Illinois is not a gun friendly state. They regulate the sale, possession, and use of firearms and ammunition and require registration and possession of an ID card issued after background checks. More background checks are conducted before purchase of a firearm.

And from the Belleville, VA local code:

30-1-11 DISCHARGE OF FIREARMS. No person shall, within the City, fire or discharge any firearms or air gun without written permission from the Mayor first obtained, which permission shall prescribe the limits within which such firing may be done, and may be revoked at any time after it has been granted. (Sec. 61.10)

So even if you’ve passed the Illinois background checks and have your card, you cannot shoot your gun without first getting a note from the Mayor…

I’m searching but can find no evidence the shooter requested permission to open fire on members of congress, their staffs and their security detail from his own Mayor, nor the Mayor of Alexandria.

From my research I think we can surmise a few things. First, this shooter was not bounded by law. We will hear a lot about what made him do this over the coming days, but know that in this particular case, laws simply did not matter to him.

Only a security detail armed with a pistol stopped the guy, and luck (and prayer as per the quotes from Congress people caught in the crosshairs and seeing no way out of harm.) The Capitol policemen used a pistol to fend off a guy with a semi-automatic and extra ammunition. Let’s refer to them as heroes again.

When I was a young teen there was terrible accident on the two-lane road from town out to our neck of the woods. A couple of kids were killed and a couple badly injured when their speeding vehicle missed a curve and wrapped up with an old oak off the road 20 yards. It was tragic. They were going over 75 mph in a 45 mph zone.
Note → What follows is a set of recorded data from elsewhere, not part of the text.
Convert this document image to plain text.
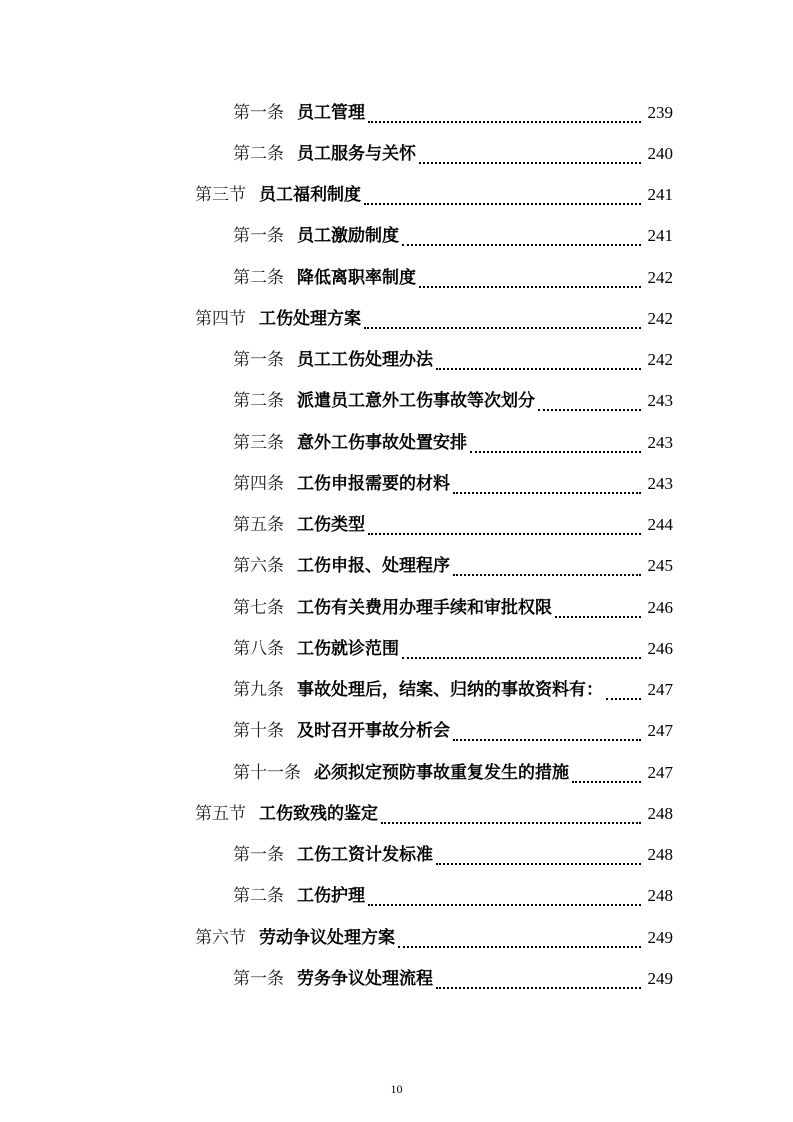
第一条 员工管理	239
第二条 员工服务与关怀	240
第三节 员工福利制度	241
第一条 员工激励制度	241
第二条 降低离职率制度	242
第四节 工伤处理方案	242
第一条 员工工伤处理办法	242
第二条 派遣员工意外工伤事故等次划分	243
第三条 意外工伤事故处置安排	243
第四条 工伤申报需要的材料	243
第五条 工伤类型	244
第六条 工伤申报、处理程序	245
第七条 工伤有关费用办理手续和审批权限	246
第八条 工伤就诊范围	246
第九条 事故处理后，结案、归纳的事故资料有：	247
第十条 及时召开事故分析会	247
第十一条 必须拟定预防事故重复发生的措施	247
第五节 工伤致残的鉴定	248
第一条 工伤工资计发标准	248
第二条 工伤护理	248
第六节 劳动争议处理方案	249
第一条 劳务争议处理流程	249
10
So our wise city leaders lowered the speed limit to 30 mph the following month to prevent another such tragedy. But, of course, that 30 mph speed limit didn’t stop the car full of teens not 12 months later. That was a tragedy, too. One that speed limit laws could not prevent.

If anything today’s shooting in Alexandria shows that laws do not affect the citizen who decides to become a mass shooter (and likely hoped to be a mass murderer). And laws permitting self defense don’t take into account the lap swimmer or charity baseball practice because people don’t swim and practice baseball with a Glock strapped onto them.
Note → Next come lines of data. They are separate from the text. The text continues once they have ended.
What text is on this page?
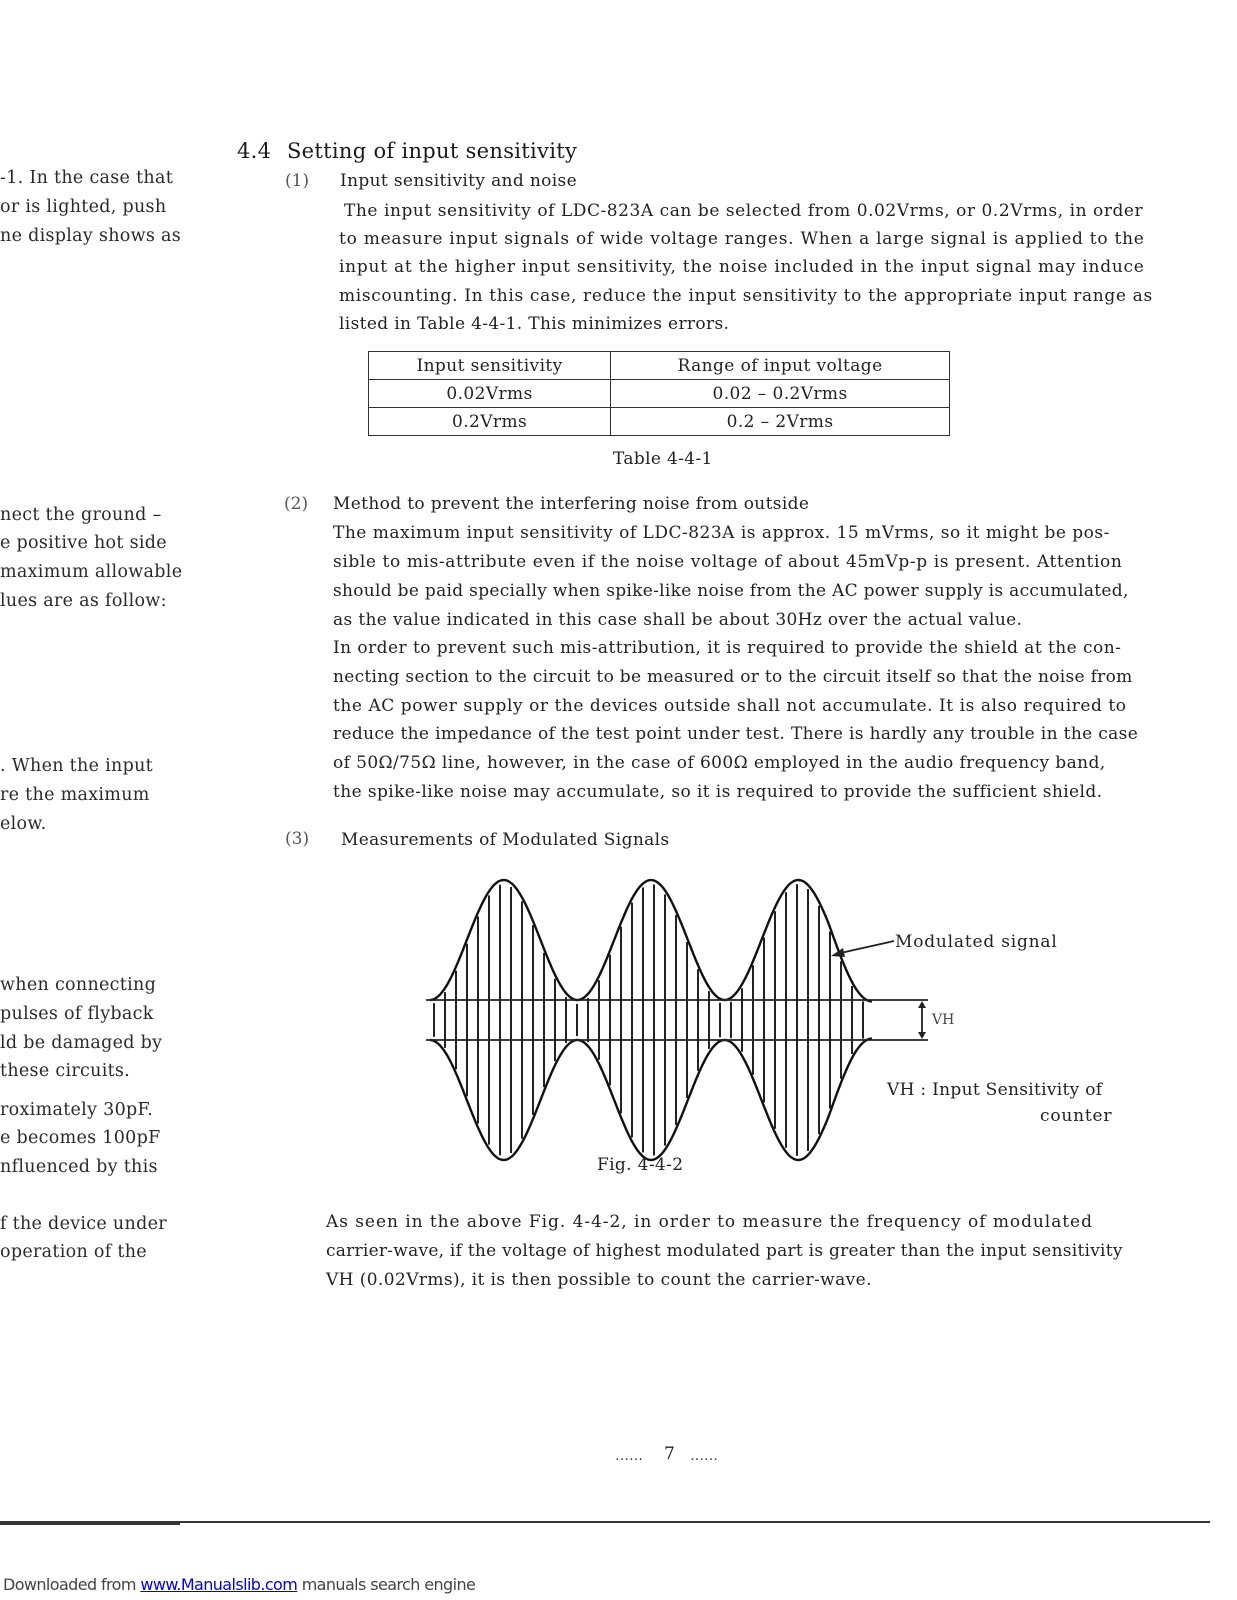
-1. In the case that
or is lighted, push
ne display shows as
nect the ground –
e positive hot side
maximum allowable
lues are as follow:
. When the input
re the maximum
elow.
when connecting
pulses of flyback
ld be damaged by
these circuits.
roximately 30pF.
e becomes 100pF
nfluenced by this
f the device under
operation of the
4.4 Setting of input sensitivity
(1) Input sensitivity and noise
The input sensitivity of LDC-823A can be selected from 0.02Vrms, or 0.2Vrms, in order
to measure input signals of wide voltage ranges. When a large signal is applied to the
input at the higher input sensitivity, the noise included in the input signal may induce
miscounting. In this case, reduce the input sensitivity to the appropriate input range as
listed in Table 4-4-1. This minimizes errors.
Input sensitivity	Range of input voltage
0.02Vrms	0.02 – 0.2Vrms
0.2Vrms	0.2 – 2Vrms
Table 4-4-1
(2) Method to prevent the interfering noise from outside
The maximum input sensitivity of LDC-823A is approx. 15 mVrms, so it might be pos-
sible to mis-attribute even if the noise voltage of about 45mVp-p is present. Attention
should be paid specially when spike-like noise from the AC power supply is accumulated,
as the value indicated in this case shall be about 30Hz over the actual value.
In order to prevent such mis-attribution, it is required to provide the shield at the con-
necting section to the circuit to be measured or to the circuit itself so that the noise from
the AC power supply or the devices outside shall not accumulate. It is also required to
reduce the impedance of the test point under test. There is hardly any trouble in the case
of 50Ω/75Ω line, however, in the case of 600Ω employed in the audio frequency band,
the spike-like noise may accumulate, so it is required to provide the sufficient shield.
(3) Measurements of Modulated Signals
Modulated signal
VH
VH : Input Sensitivity of
counter
Fig. 4-4-2
As seen in the above Fig. 4-4-2, in order to measure the frequency of modulated
carrier-wave, if the voltage of highest modulated part is greater than the input sensitivity
VH (0.02Vrms), it is then possible to count the carrier-wave.
…… 7 ……
Downloaded from www.Manualslib.com manuals search engine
As we learn more about the citizen who decided to become a shooter, we will not learn that he had respect for laws regulating gun use. If he brought his guns with him and if he purchased them in Illinois we know that he foiled some of the country’s most stringent efforts to curtail just this type of thing. (At this writing, it is undetermined where the two weapons seized at the scene were obtained by the shooter. It is known his run-ins with IL law enforcement include a complaint around his illegal use of a rifle).